If your acne has an underlying cause — for example, a hormonal imbalance — a clinician may be able to diagnose and manage that as part of your acne treatment.

It’s important to know that leaving more severe cases of acne to heal on their own can cause scarring, which can damage the condition of your skin. Acne scars can be treated, but as with acne itself, the sooner you access treatment, the better.

What’s the best treatment for me?

The best acne treatment for you is the one that works! For some, this may be with products that address acne at every stage. Software's Acne Kit is a 4-step system that works to reduce acne inflammation, balance oil production in the sebaceous glands, control emerging breakouts and repair the skin barrier.

Within the kit, you'll find Software's Acne Supplement, which targets breakouts from within and is designed to be taken throughout the lifecycle of a pimple (yes, supplements for acne are a thing!), as well as the AHA/BHA Pimple Patches, which speed up the healing process by delivering AHAs and BHAs into the deeper layers of the skin.

Pimple patches are also handy as they cover the breakout so you can't pick at it — no matter how much you might want to. And, in case you were wondering, no, you shouldn't pop a pimple. Leave them be and pop a patch on instead.

For others, a practitioner-prescribed skin treatment may be necessary to say goodbye to breakouts. There are several things they will take into account when prescribing you an acne treatment: which skincare products you have used before, any allergies you may have, any other skin conditions you would like to treat, and the sensitivity of your skin.

Because of this, there’s no single acne treatment that works for everyone: a good acne treatment will be tailor-made just for you and your skin. That's why Software's prescription acne treatment is personalised to your skin goals.
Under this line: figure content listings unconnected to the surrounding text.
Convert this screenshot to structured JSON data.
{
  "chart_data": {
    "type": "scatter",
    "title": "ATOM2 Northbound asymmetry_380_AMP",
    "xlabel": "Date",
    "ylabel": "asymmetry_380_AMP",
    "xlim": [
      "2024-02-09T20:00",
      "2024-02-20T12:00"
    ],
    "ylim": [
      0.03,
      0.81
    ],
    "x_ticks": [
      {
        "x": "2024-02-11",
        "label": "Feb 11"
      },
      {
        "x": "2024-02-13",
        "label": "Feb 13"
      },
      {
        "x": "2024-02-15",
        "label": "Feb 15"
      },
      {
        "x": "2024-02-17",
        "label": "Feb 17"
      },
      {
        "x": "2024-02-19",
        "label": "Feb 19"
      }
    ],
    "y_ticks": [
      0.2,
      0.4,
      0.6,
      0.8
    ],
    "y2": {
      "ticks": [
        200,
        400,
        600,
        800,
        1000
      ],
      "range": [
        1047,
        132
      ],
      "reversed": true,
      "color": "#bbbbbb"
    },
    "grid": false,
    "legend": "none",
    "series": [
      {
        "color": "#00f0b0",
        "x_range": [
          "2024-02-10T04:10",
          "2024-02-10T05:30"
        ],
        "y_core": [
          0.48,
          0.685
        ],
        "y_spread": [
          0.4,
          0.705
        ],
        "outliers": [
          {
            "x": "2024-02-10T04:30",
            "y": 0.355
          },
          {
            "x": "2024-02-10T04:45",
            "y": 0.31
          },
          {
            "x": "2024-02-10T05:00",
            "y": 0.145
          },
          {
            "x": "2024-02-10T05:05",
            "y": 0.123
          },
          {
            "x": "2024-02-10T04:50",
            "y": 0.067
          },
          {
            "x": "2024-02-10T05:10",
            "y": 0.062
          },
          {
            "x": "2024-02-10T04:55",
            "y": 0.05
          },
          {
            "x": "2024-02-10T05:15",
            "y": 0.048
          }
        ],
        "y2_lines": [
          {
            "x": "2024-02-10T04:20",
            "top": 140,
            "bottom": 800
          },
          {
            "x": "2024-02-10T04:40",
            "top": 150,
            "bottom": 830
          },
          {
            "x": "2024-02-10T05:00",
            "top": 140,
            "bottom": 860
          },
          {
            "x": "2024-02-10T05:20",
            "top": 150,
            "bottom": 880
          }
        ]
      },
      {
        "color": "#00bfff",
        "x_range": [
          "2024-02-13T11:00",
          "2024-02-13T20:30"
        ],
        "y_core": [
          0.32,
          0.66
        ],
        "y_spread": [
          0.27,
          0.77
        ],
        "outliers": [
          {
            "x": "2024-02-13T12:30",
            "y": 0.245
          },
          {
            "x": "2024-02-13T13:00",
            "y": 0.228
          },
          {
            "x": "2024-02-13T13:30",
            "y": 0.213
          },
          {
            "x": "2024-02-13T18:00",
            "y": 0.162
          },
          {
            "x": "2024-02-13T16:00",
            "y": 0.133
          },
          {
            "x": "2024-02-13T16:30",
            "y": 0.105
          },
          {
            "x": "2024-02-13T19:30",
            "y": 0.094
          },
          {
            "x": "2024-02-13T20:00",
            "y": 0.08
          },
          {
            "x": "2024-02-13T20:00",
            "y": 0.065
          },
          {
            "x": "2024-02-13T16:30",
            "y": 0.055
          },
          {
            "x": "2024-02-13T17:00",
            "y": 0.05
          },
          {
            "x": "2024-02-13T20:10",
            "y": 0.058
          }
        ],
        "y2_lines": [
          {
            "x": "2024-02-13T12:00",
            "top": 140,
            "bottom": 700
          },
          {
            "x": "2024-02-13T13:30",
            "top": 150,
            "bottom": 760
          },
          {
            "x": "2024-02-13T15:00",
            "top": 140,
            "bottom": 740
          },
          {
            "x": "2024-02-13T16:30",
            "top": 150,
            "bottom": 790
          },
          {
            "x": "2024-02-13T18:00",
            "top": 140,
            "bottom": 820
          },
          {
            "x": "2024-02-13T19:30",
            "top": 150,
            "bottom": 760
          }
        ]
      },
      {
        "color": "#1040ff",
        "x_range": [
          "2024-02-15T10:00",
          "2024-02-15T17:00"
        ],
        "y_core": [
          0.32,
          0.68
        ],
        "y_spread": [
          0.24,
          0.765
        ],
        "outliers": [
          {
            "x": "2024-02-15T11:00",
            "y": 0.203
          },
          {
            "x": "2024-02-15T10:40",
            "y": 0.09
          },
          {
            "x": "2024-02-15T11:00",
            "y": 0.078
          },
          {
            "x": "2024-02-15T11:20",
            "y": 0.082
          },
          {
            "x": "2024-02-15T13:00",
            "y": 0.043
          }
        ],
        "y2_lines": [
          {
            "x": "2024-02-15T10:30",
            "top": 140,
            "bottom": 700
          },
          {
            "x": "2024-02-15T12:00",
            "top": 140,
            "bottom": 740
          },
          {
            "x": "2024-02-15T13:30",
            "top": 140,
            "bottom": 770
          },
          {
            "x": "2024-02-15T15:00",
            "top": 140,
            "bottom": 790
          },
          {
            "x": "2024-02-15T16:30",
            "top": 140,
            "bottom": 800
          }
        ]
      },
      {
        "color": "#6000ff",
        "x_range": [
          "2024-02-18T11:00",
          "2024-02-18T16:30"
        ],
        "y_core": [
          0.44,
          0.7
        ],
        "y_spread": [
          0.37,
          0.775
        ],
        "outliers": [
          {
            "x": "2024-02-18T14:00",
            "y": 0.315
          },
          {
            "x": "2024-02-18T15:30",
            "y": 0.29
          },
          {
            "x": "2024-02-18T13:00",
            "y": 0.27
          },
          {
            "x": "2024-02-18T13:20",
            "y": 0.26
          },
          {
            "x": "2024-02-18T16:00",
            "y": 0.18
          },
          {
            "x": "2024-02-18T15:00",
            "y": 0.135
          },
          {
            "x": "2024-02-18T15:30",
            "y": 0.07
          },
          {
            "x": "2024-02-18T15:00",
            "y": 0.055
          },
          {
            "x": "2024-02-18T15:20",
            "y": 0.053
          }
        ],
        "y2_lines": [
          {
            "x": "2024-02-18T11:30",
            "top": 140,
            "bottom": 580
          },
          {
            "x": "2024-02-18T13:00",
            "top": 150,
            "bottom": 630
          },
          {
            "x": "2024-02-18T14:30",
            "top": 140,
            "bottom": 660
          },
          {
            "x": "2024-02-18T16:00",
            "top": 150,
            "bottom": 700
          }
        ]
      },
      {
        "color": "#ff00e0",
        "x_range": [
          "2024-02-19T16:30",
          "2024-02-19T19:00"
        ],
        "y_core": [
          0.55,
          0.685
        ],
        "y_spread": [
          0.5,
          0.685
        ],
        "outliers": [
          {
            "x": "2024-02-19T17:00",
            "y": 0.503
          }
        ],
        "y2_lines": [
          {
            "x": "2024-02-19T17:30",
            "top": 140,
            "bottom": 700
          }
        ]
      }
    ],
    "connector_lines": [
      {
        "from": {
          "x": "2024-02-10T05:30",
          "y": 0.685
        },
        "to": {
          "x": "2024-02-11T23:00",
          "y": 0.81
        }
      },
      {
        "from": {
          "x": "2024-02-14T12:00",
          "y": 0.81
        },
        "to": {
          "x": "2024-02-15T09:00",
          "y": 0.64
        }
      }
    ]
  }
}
Using medical-grade ingredients like topical retinoids, niacinamide and azelaic acid, Software's formulas are created by our Australian health practitioners to target acne by strengthening the skin barrier, fighting acne-causing bacteria, preventing clogged pores and reducing redness and swelling.

Simply take our digital consult and share your skin goals and an Australian practitioner will customise a formula just for you. From here, your skincare treatment will be compounded and shipped straight to your door.

What does a successful acne treatment do?

A successful acne treatment may take weeks or even months to start visibly working, but once it does, it should reduce the number of visible acne lesions on your skin, along with any swelling, inflammation, and redness that comes with them.

After most acne lesions have healed, you might begin treatments that help restore your skin’s health and appearance and reduce any scars that are left over from having acne.

No treatment will work overnight, and treating acne does require time, patience, and the faith that it will work. But it’s important to know that it is possible: acne can be treated, and acne-free skin is achievable.